The last statistic, far from indicating Messi’s one-dimensionalness, merely highlights the difference between Barcelona’s and Man United’s styles of play. Messi’s movement inside from the right flank provides space for the relentlessly overlapping right back Dani Alves, a far greater attacking threat than United’s fullbacks. In 44 domestic league and Champions League appearances this season, Alves has made 11 assists. In contrast, Manchester United’s most frequently employed right back John O’Shea has made just four in 42 games and left back Patrice Evra only two in 39.

Onwards to the most important statistic of them all, goal-scoring: Messi has scored 38 in all competitions this season, enough to place his performance on the same plane as Ronaldo’s in 2007-08, a season that yielded the Portuguese 42 goals, and won him the Ballon d’Or and the FIFA World Player of the Year award, a feat Messi should surely achieve this year.

Does that make him the world’s greatest footballer? Probably. For the short-term, certainly. Will he manage to remain at the top of the heap longer than Ronaldinho or Kaka did? Will he sustain his form, and stave off a wounded and dangerous Ronaldo, or whoever the next wonder kid is? Will Messi enjoy injury-free seasons? It was something he achieved this season after he had spent three years nursing repeated damage to his right biceps femoris, a muscle in the back of the thigh. The image of a hobbling, sobbing Messi exiting the pitch at Nou Camp against Celtic last season is still reasonably fresh in his fans’ minds.
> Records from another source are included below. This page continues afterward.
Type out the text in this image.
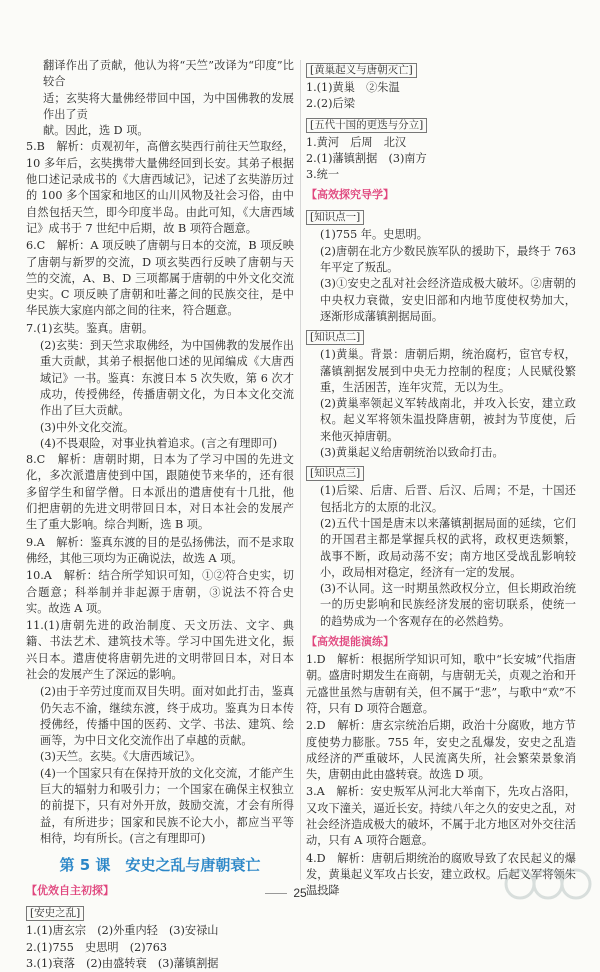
翻译作出了贡献，他认为将“天竺”改译为“印度”比较合

适；玄奘将大量佛经带回中国，为中国佛教的发展作出了贡

献。因此，选 D 项。

5.B　解析：贞观初年，高僧玄奘西行前往天竺取经，10 多年后，玄奘携带大量佛经回到长安。其弟子根据他口述记录成书的《大唐西域记》，记述了玄奘游历过的 100 多个国家和地区的山川风物及社会习俗，由中自然包括天竺，即今印度半岛。由此可知，《大唐西域记》成书于 7 世纪中后期，故 B 项符合题意。

6.C　解析：A 项反映了唐朝与日本的交流，B 项反映了唐朝与新罗的交流，D 项玄奘西行反映了唐朝与天竺的交流，A、B、D 三项都属于唐朝的中外文化交流史实。C 项反映了唐朝和吐蕃之间的民族交往，是中华民族大家庭内部之间的往来，符合题意。

7.(1)玄奘。鉴真。唐朝。

(2)玄奘：到天竺求取佛经，为中国佛教的发展作出重大贡献，其弟子根据他口述的见闻编成《大唐西域记》一书。鉴真：东渡日本 5 次失败，第 6 次才成功，传授佛经，传播唐朝文化，为日本文化交流作出了巨大贡献。

(3)中外文化交流。

(4)不畏艰险，对事业执着追求。(言之有理即可)

8.C　解析：唐朝时期，日本为了学习中国的先进文化，多次派遣唐使到中国，跟随使节来华的，还有很多留学生和留学僧。日本派出的遣唐使有十几批，他们把唐朝的先进文明带回日本，对日本社会的发展产生了重大影响。综合判断，选 B 项。

9.A　解析：鉴真东渡的目的是弘扬佛法，而不是求取佛经，其他三项均为正确说法，故选 A 项。

10.A　解析：结合所学知识可知，①②符合史实，切合题意；科举制并非起源于唐朝，③说法不符合史实。故选 A 项。

11.(1)唐朝先进的政治制度、天文历法、文字、典籍、书法艺术、建筑技术等。学习中国先进文化，振兴日本。遣唐使将唐朝先进的文明带回日本，对日本社会的发展产生了深远的影响。

(2)由于辛劳过度而双目失明。面对如此打击，鉴真仍矢志不渝，继续东渡，终于成功。鉴真为日本传授佛经，传播中国的医药、文学、书法、建筑、绘画等，为中日文化交流作出了卓越的贡献。

(3)天竺。玄奘。《大唐西域记》。

(4)一个国家只有在保持开放的文化交流，才能产生巨大的辐射力和吸引力；一个国家在确保主权独立的前提下，只有对外开放，鼓励交流，才会有所得益，有所进步；国家和民族不论大小，都应当平等相待，均有所长。(言之有理即可)

第 5 课　安史之乱与唐朝衰亡
【优效自主初探】
[安史之乱]

1.(1)唐玄宗　(2)外重内轻　(3)安禄山

2.(1)755　史思明　(2)763

3.(1)衰落　(2)由盛转衰　(3)藩镇割据

[黄巢起义与唐朝灭亡]

1.(1)黄巢　②朱温

2.(2)后梁

[五代十国的更迭与分立]

1.黄河　后周　北汉

2.(1)藩镇割据　(3)南方

3.统一

【高效探究导学】
[知识点一]

(1)755 年。史思明。

(2)唐朝在北方少数民族军队的援助下，最终于 763 年平定了叛乱。

(3)①安史之乱对社会经济造成极大破坏。②唐朝的中央权力衰微，安史旧部和内地节度使权势加大，逐渐形成藩镇割据局面。

[知识点二]

(1)黄巢。背景：唐朝后期，统治腐朽，宦官专权，藩镇割据发展到中央无力控制的程度；人民赋役繁重，生活困苦，连年灾荒，无以为生。

(2)黄巢率领起义军转战南北，并攻入长安，建立政权。起义军将领朱温投降唐朝，被封为节度使，后来他灭掉唐朝。

(3)黄巢起义给唐朝统治以致命打击。

[知识点三]

(1)后梁、后唐、后晋、后汉、后周；不是，十国还包括北方的太原的北汉。

(2)五代十国是唐末以来藩镇割据局面的延续，它们的开国君主都是掌握兵权的武将，政权更迭频繁，战事不断，政局动荡不安；南方地区受战乱影响较小，政局相对稳定，经济有一定的发展。

(3)不认同。这一时期虽然政权分立，但长期政治统一的历史影响和民族经济发展的密切联系，使统一的趋势成为一个客观存在的必然趋势。

【高效提能演练】

1.D　解析：根据所学知识可知，歌中“长安城”代指唐朝。盛唐时期发生在商朝，与唐朝无关，贞观之治和开元盛世虽然与唐朝有关，但不属于“悲”，与歌中“欢”不符，只有 D 项符合题意。

2.D　解析：唐玄宗统治后期，政治十分腐败，地方节度使势力膨胀。755 年，安史之乱爆发，安史之乱造成经济的严重破坏，人民流离失所，社会繁荣景象消失，唐朝由此由盛转衰。故选 D 项。

3.A　解析：安史叛军从河北大举南下，先攻占洛阳，又攻下潼关，逼近长安。持续八年之久的安史之乱，对社会经济造成极大的破坏，不属于北方地区对外交往活动，只有 A 项符合题意。

4.D　解析：唐朝后期统治的腐败导致了农民起义的爆发，黄巢起义军攻占长安，建立政权。后起义军将领朱温投降

25
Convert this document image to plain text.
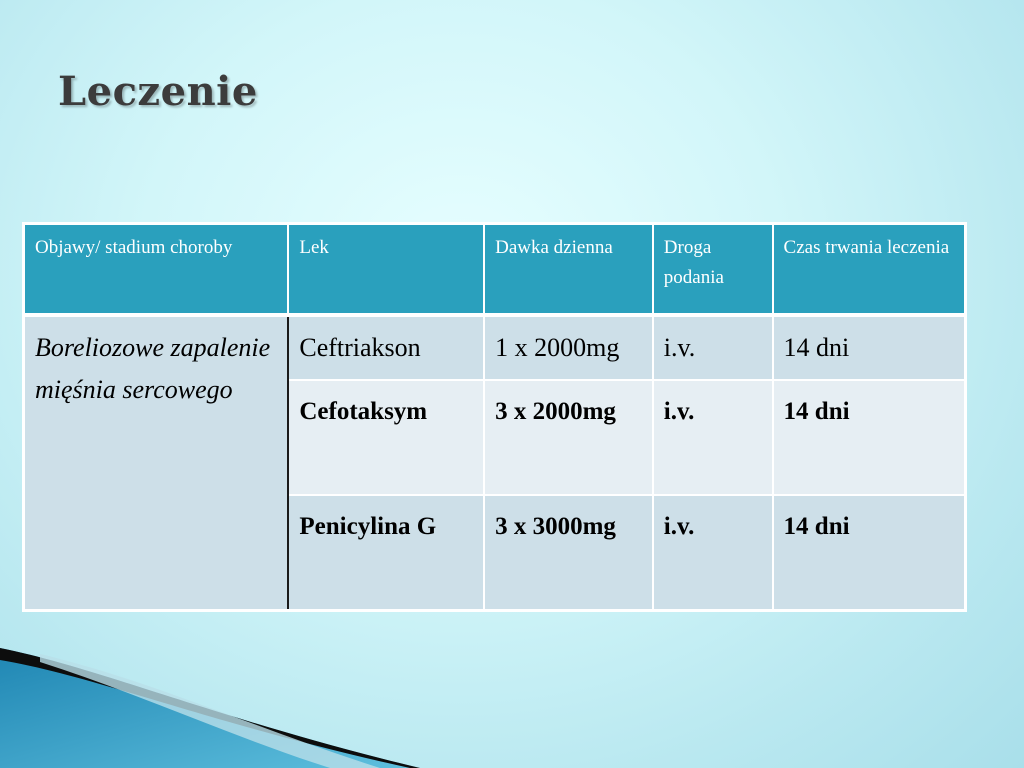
Leczenie
Objawy/ stadium choroby	Lek	Dawka dzienna	Droga podania	Czas trwania leczenia
Boreliozowe zapalenie mięśnia sercowego	Ceftriakson	1 x 2000mg	i.v.	14 dni
	Cefotaksym	3 x 2000mg	i.v.	14 dni
	Penicylina G	3 x 3000mg	i.v.	14 dni
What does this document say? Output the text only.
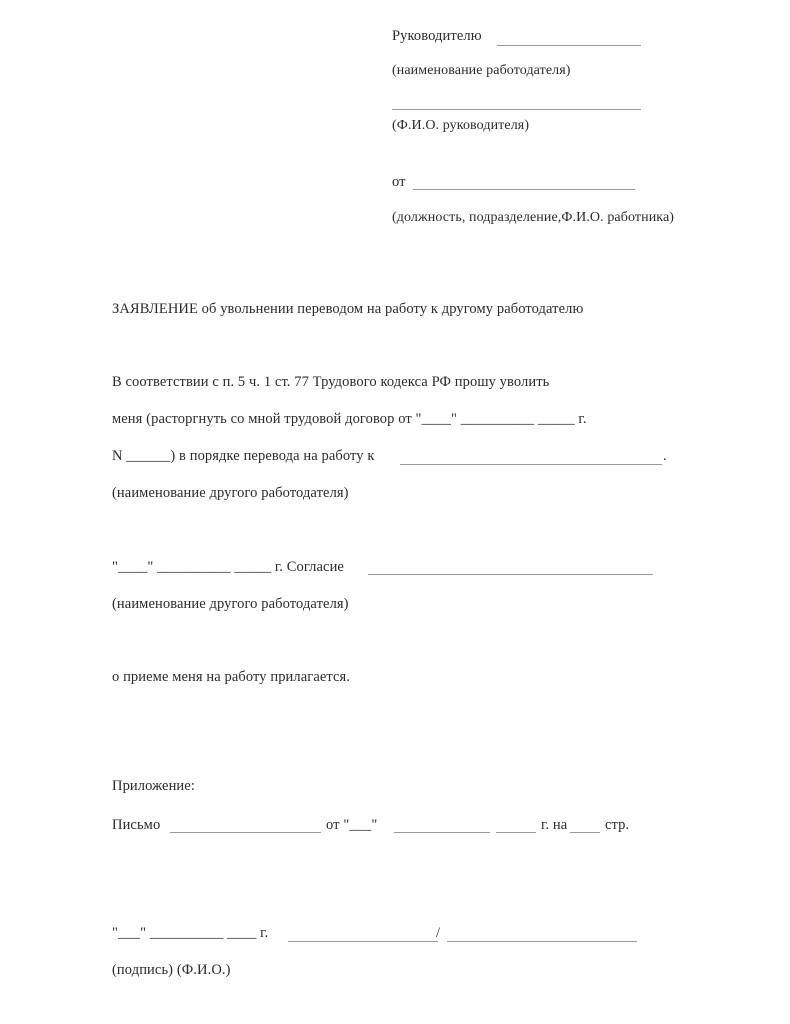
Руководителю
(наименование работодателя)
(Ф.И.О. руководителя)
от
(должность, подразделение,Ф.И.О. работника)
ЗАЯВЛЕНИЕ об увольнении переводом на работу к другому работодателю
В соответствии с п. 5 ч. 1 ст. 77 Трудового кодекса РФ прошу уволить
меня (расторгнуть со мной трудовой договор от "____" __________ _____ г.
N ______) в порядке перевода на работу к	.
(наименование другого работодателя)
"____" __________ _____ г. Согласие
(наименование другого работодателя)
о приеме меня на работу прилагается.
Приложение:
Письмо	от "___"	г. на	стр.
"___" __________ ____ г.	/
(подпись) (Ф.И.О.)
An indicator of how transient the title of world’s greatest footballer has become is how rapidly the Ballon d’Or has circulated in recent years. After Marco van Basten’s third win in 1992, only the Brazilian Ronaldo has won it twice. Until and including van Basten, six players won it more than once, Johan Cruyff, Michel Platini and van Basten thrice. The absence of non-European players from the reckoning until 1995 has a role to play in this — Maradona never won the award despite playing in Europe for a large part of his career — but also — and this is a contentious statement — the absence of unquestionable all-time-greats in recent years, Zinedine Zidane apart.

Unquestionable all-time greats? Well, not only players who dominate individual awards and win major team trophies at club and national level for years at a stretch — Zidane qualifies on this basis — but also the innovators, who take the game a step into the future. Nandor Hidegkuti pioneered the deep-lying centre forward position, Johan Cruyff symbolised Total Football, and Franz Beckenbauer pretty much invented the libero’s role.

Who is the great player-innovator of recent years? Roberto Carlos, for his interpretation of the full-back role? Andrea Pirlo, for creating a demand for deep-lying playmakers? Claude Makelele, for doing the same, and then some, for the ‘Makelele role’ in defensive midfield? Cristiano Ronaldo and Lionel Messi, as wingers who outscore strikers? The answer will come maybe a decade from now, when we look back at this era with the objectivity that comes from distance. Until then, we may continue debating.